Album review: 'Sixty Six Steps'
September 14, 2005- Associated Press
By Brett Gladstone
Album Review - Sixty Six Steps

In October 2002, guitar virtuoso Leo Kottke and erstwhile Phish bassist/all purpose bomb-dropper Mike Gordon paired up for the whimsical, offbeat collaboration "Clone" after Gordon, a longtime fan, played Kottke a short tape of a bassline he had laid over one of his originals.

Gordon's open-eared approach outlined Kottke's play with new spontaneity, and Kottke found innovative ways to unlock Gordon's rock-solid foundations. As opposed to clutter, the busy quality inherent in both parties' play gave way to a cozy, interwoven intricacy. The same dynamic chemistry finds even fuller expression in the band's second attempt, "Sixty Six Steps."

The two are still comfortably rooted on the back porch, though now in a different latitude. Kottke's masterful fingerpicking is all momentum, possibility, and self-assurance, interlocking with Gordon's airtight groove orientation to flesh out propulsive island rhythms. Most are anchored by the precise minimalism of renowned Nassau session drummer Neil Symonette, who provides a subtle framework for a record that infuses the duo's dusty instrumentals with a buoyant shot of Bahamian breeze.

The most overtly reluctant participant in Phish's dissolution, Gordon has been the most successful in transposing the best facets of Phish's ethos - particularly the capacity for synchronously independent jamming - onto his ensuing collaborations. Here, his basslines act less as scaffolding than as assuring pulses around which Kottke's play crackles and whirls, texturing and expanding into propulsive jaunts.

What makes the collaboration tick, however, is how Gordon and Kottke provoke and frame each other's personalities.

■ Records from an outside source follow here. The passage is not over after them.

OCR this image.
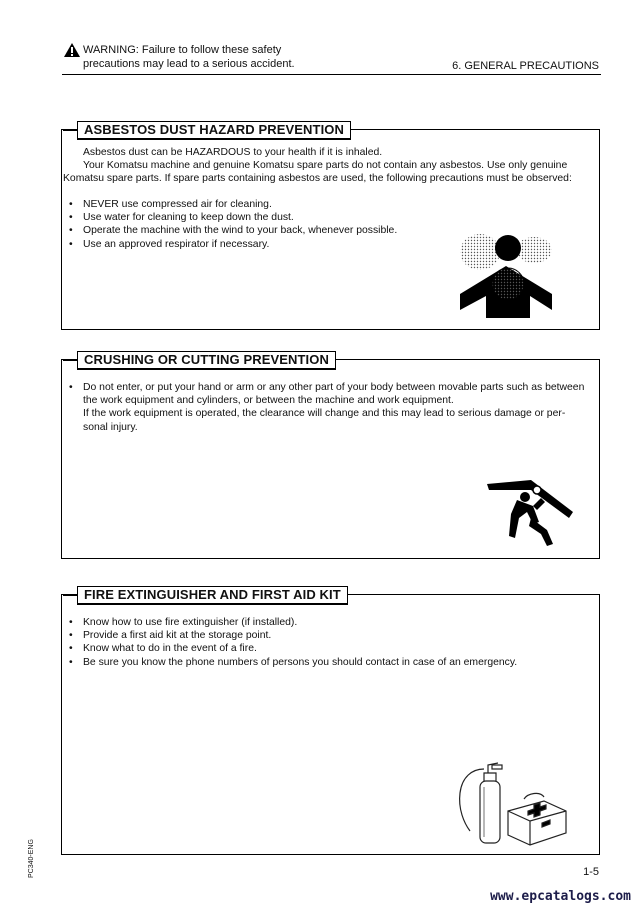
WARNING: Failure to follow these safety
precautions may lead to a serious accident.	6. GENERAL PRECAUTIONS
ASBESTOS DUST HAZARD PREVENTION
Asbestos dust can be HAZARDOUS to your health if it is inhaled.
Your Komatsu machine and genuine Komatsu spare parts do not contain any asbestos. Use only genuine
Komatsu spare parts. If spare parts containing asbestos are used, the following precautions must be observed:
• NEVER use compressed air for cleaning.
• Use water for cleaning to keep down the dust.
• Operate the machine with the wind to your back, whenever possible.
• Use an approved respirator if necessary.
CRUSHING OR CUTTING PREVENTION
• Do not enter, or put your hand or arm or any other part of your body between movable parts such as between
the work equipment and cylinders, or between the machine and work equipment.
If the work equipment is operated, the clearance will change and this may lead to serious damage or per-
sonal injury.
FIRE EXTINGUISHER AND FIRST AID KIT
• Know how to use fire extinguisher (if installed).
• Provide a first aid kit at the storage point.
• Know what to do in the event of a fire.
• Be sure you know the phone numbers of persons you should contact in case of an emergency.
1-5
PC340-ENG
www.epcatalogs.com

The Gordon original "Stolen Quiet" is a wryly passive-aggressive post-breakup pot shot (no pun intended), filtering "Positively Fourth Street" through the lens of an amiable stoner with a predilection for Wes Anderson. "I can't thank you enough for departing" Gordon whispers blithely. "The sheer amount of surface space increased around here, with your diet soda gone there's more room for my beer."

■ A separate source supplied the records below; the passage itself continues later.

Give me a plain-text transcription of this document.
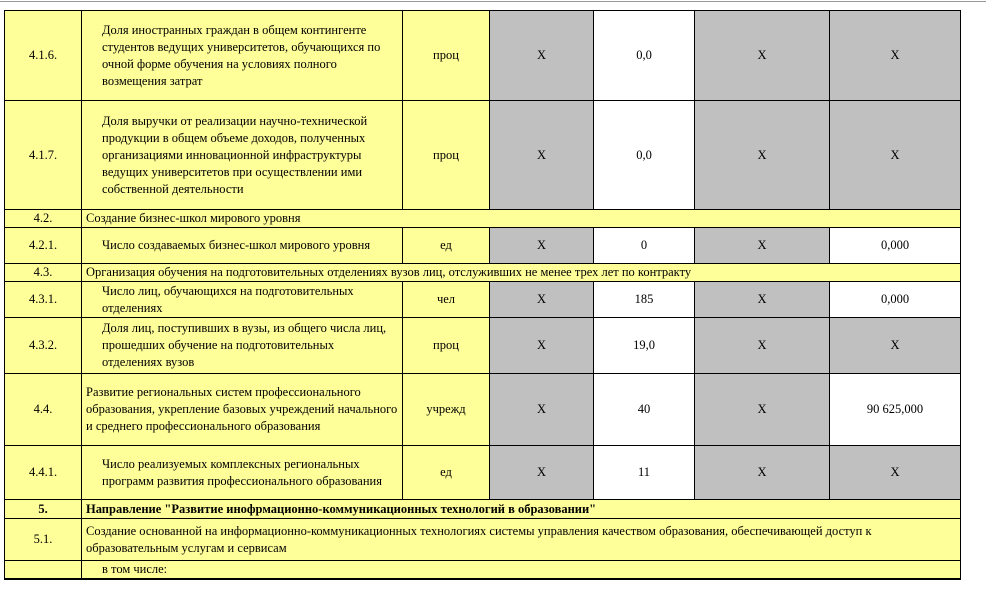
4.1.6.	Доля иностранных граждан в общем контингенте студентов ведущих университетов, обучающихся по очной форме обучения на условиях полного возмещения затрат	проц	X	0,0	X	X
4.1.7.	Доля выручки от реализации научно-технической продукции в общем объеме доходов, полученных организациями инновационной инфраструктуры ведущих университетов при осуществлении ими собственной деятельности	проц	X	0,0	X	X
4.2.	Создание бизнес-школ мирового уровня					
4.2.1.	Число создаваемых бизнес-школ мирового уровня	ед	X	0	X	0,000
4.3.	Организация обучения на подготовительных отделениях вузов лиц, отслуживших не менее трех лет по контракту					
4.3.1.	Число лиц, обучающихся на подготовительных отделениях	чел	X	185	X	0,000
4.3.2.	Доля лиц, поступивших в вузы, из общего числа лиц, прошедших обучение на подготовительных отделениях вузов	проц	X	19,0	X	X
4.4.	Развитие региональных систем профессионального образования, укрепление базовых учреждений начального и среднего профессионального образования	учрежд	X	40	X	90 625,000
4.4.1.	Число реализуемых комплексных региональных программ развития профессионального образования	ед	X	11	X	X
5.	Направление "Развитие инофрмационно-коммуникационных технологий в образовании"					
5.1.	Создание основанной на информационно-коммуникационных технологиях системы управления качеством образования, обеспечивающей доступ к образовательным услугам и сервисам					
	в том числе:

Kottke veers similarly toward his roots. "From Spink to Correctionville" emerges as a loping jailhouse lament of an instrumental, a haze of sunset hangings, dusty cells and key-toting canines recalling the beleaguered country-blues standards that first drew Kottke to the guitar, gems which now rest comfortably amid the myriad of folk, rock, jazz and bluegrass textures that inform his play.

In the meantime, the duo throws in a mixed bag of covers, the best of which comes in the unexpected form of a countrified, deadpan take on Aerosmith's "Sweet Emotion," with irreverent fills bouncing playfully within the pop of Gordon's slackened bass. Fleetwood Mac's "Oh Well" darkens the album with a light dose of venom, pairing Kottke's cheeky riffs with his gruff delivery.

Ultimately, all the nuances of the collaboration - the matching poker-faced deliveries, the intimate sonic lens, the child's-eye songwriting - bring Kottke and Gordon's humility and craft into sharper focus as this pleasant little album's bedrock. "With a happy tune," Kottke growls in "Rings," "anyone can be a singer."